Guided Vision or Push Poll?
I attended the free guided visioning exercise provided by the Piedmont Environmental Council (PEC) for the residents of Dulles South on June 8. It was a smoothly run affair. The fact that the PEC, along with the Coalition for Smarter Growth, the Campaign for Loudoun's Future (CLF) and the Sierra Club, succeeded in providing more facilitators than the number of residents in attendance surely contributed to the ease with which the exercise was conducted.
Unfortunately, the shortcomings may have outweighed any definitive spin that may be placed on the event. Fewer than 80 people were present, of whom more than 20 were connected with the environmental groups sponsoring the event. Another 20 to 30 were connected to development applications in the region. Of the approximately 30 residents participating, a significant percentage were affiliated with spinoff groups of the organizers.
Given the amount of money and effort expended by the sponsors to promote the exercise, it appears as if it was primarily attended by the choir.
The exercise consisted of each individual in a group having his or her answers to five questions recorded, at the conclusion of which each individual was given 15 dot stickers to "vote" on the most important issue noted in each question category.
I cannot testify as to what happened in other groups; mine consisted of a facilitator from the Coalition for Smarter Growth, aided by two recorders from the Sierra Club, seven residents and two observers. Of the residents, one was identified as a member of a subgroup of the Campaign for Loudoun's Future, itself a subgroup of PEC.
One observer, identified as the vice president of planning for the development firm Greenvest, stated that the company owned land in the region for which there is an application in process. Although twice invited to physically sit within the circle, the person sat outside the group and remained silent.

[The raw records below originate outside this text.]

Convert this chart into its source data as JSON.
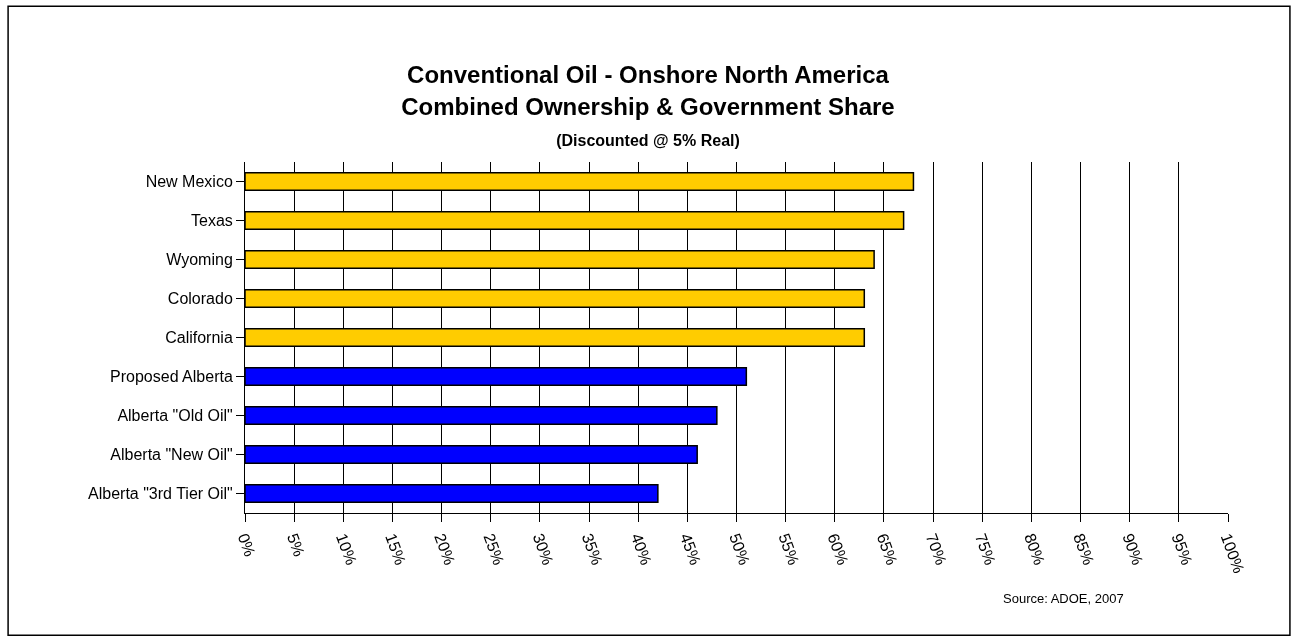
{
  "chart_data": {
    "type": "bar",
    "orientation": "horizontal",
    "title": "Conventional Oil - Onshore North America\nCombined Ownership & Government Share",
    "subtitle": "(Discounted @ 5% Real)",
    "categories": [
      "New Mexico",
      "Texas",
      "Wyoming",
      "Colorado",
      "California",
      "Proposed Alberta",
      "Alberta \"Old Oil\"",
      "Alberta \"New Oil\"",
      "Alberta \"3rd Tier Oil\""
    ],
    "values": [
      68,
      67,
      64,
      63,
      63,
      51,
      48,
      46,
      42
    ],
    "colors": [
      "#ffcc00",
      "#ffcc00",
      "#ffcc00",
      "#ffcc00",
      "#ffcc00",
      "#0000ff",
      "#0000ff",
      "#0000ff",
      "#0000ff"
    ],
    "xlim": [
      0,
      100
    ],
    "xticks": [
      {
        "value": 0,
        "label": "0%"
      },
      {
        "value": 5,
        "label": "5%"
      },
      {
        "value": 10,
        "label": "10%"
      },
      {
        "value": 15,
        "label": "15%"
      },
      {
        "value": 20,
        "label": "20%"
      },
      {
        "value": 25,
        "label": "25%"
      },
      {
        "value": 30,
        "label": "30%"
      },
      {
        "value": 35,
        "label": "35%"
      },
      {
        "value": 40,
        "label": "40%"
      },
      {
        "value": 45,
        "label": "45%"
      },
      {
        "value": 50,
        "label": "50%"
      },
      {
        "value": 55,
        "label": "55%"
      },
      {
        "value": 60,
        "label": "60%"
      },
      {
        "value": 65,
        "label": "65%"
      },
      {
        "value": 70,
        "label": "70%"
      },
      {
        "value": 75,
        "label": "75%"
      },
      {
        "value": 80,
        "label": "80%"
      },
      {
        "value": 85,
        "label": "85%"
      },
      {
        "value": 90,
        "label": "90%"
      },
      {
        "value": 95,
        "label": "95%"
      },
      {
        "value": 100,
        "label": "100%"
      }
    ],
    "grid": "x",
    "annotations": [
      "Source: ADOE, 2007"
    ]
  }
}
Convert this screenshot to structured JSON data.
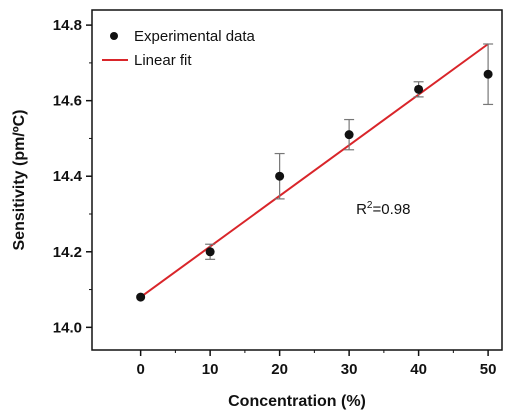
{
  "chart_data": {
    "type": "scatter",
    "title": "",
    "xlabel": "Concentration (%)",
    "ylabel": "Sensitivity (pm/ºC)",
    "xlim": [
      -7,
      52
    ],
    "ylim": [
      13.94,
      14.84
    ],
    "x_ticks": [
      0,
      10,
      20,
      30,
      40,
      50
    ],
    "y_ticks": [
      14.0,
      14.2,
      14.4,
      14.6,
      14.8
    ],
    "x_tick_labels": [
      "0",
      "10",
      "20",
      "30",
      "40",
      "50"
    ],
    "y_tick_labels": [
      "14.0",
      "14.2",
      "14.4",
      "14.6",
      "14.8"
    ],
    "grid": false,
    "legend_position": "top-left",
    "series": [
      {
        "name": "Experimental data",
        "kind": "points",
        "color": "#111111",
        "points": [
          {
            "x": 0,
            "y": 14.08,
            "err_low": 0,
            "err_high": 0
          },
          {
            "x": 10,
            "y": 14.2,
            "err_low": 0.02,
            "err_high": 0.02
          },
          {
            "x": 20,
            "y": 14.4,
            "err_low": 0.06,
            "err_high": 0.06
          },
          {
            "x": 30,
            "y": 14.51,
            "err_low": 0.04,
            "err_high": 0.04
          },
          {
            "x": 40,
            "y": 14.63,
            "err_low": 0.02,
            "err_high": 0.02
          },
          {
            "x": 50,
            "y": 14.67,
            "err_low": 0.08,
            "err_high": 0.08
          }
        ]
      },
      {
        "name": "Linear fit",
        "kind": "line",
        "color": "#d9252a",
        "x": [
          0,
          50
        ],
        "y": [
          14.08,
          14.75
        ]
      }
    ],
    "annotation": {
      "base": "R",
      "sup": "2",
      "value": "=0.98",
      "x": 31,
      "y": 14.3
    }
  }
}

The other observer was identified as a member of the Campaign for Loudoun's Future and, the person stated, as one of the organizers would also simply be observing. However, the person sat within the circle and provided input to the guided questioning.
I note this because of the structure of the meeting: After the first question had been around the circle, and all citizens had confirmed that their opinions had been adequately recorded, the CLF observer pointed to the sheet of responses and asked, "Did anyone mention quality of life?" I found this interesting because observation implies use of the eyes and ears rather than the mouth, and doubly interesting because of the implication that something desired had been omitted by the participants.
A subsequent question elicited single-phrase or one-word answers from the respondents preceding me. I divided my response into two parts, which the recorder accurately transcribed in two concise sentences. The "observer" within the circle then pointed to the sheet again, and stated that the other answers needed to be more detailed. This was not the only time that apparently desired answers were suggested to be expanded or separated into more than one part, while on another question it was suggested that my opinion could be added as a subset of someone else's point.
I came away from the evening with the conclusion that this was a guided push poll.
I want to state for the record that if we conservatively estimate the population of Dulles District at 30,000, the approximately 30 residents who participated are one-tenth of 1 percent of those most directly affected. That cannot be extrapolated into any uniform citizen demand for anything specific, other than perhaps a forlorn hope by a very few that nothing will ever change, yet simultaneously turn backwards and improve.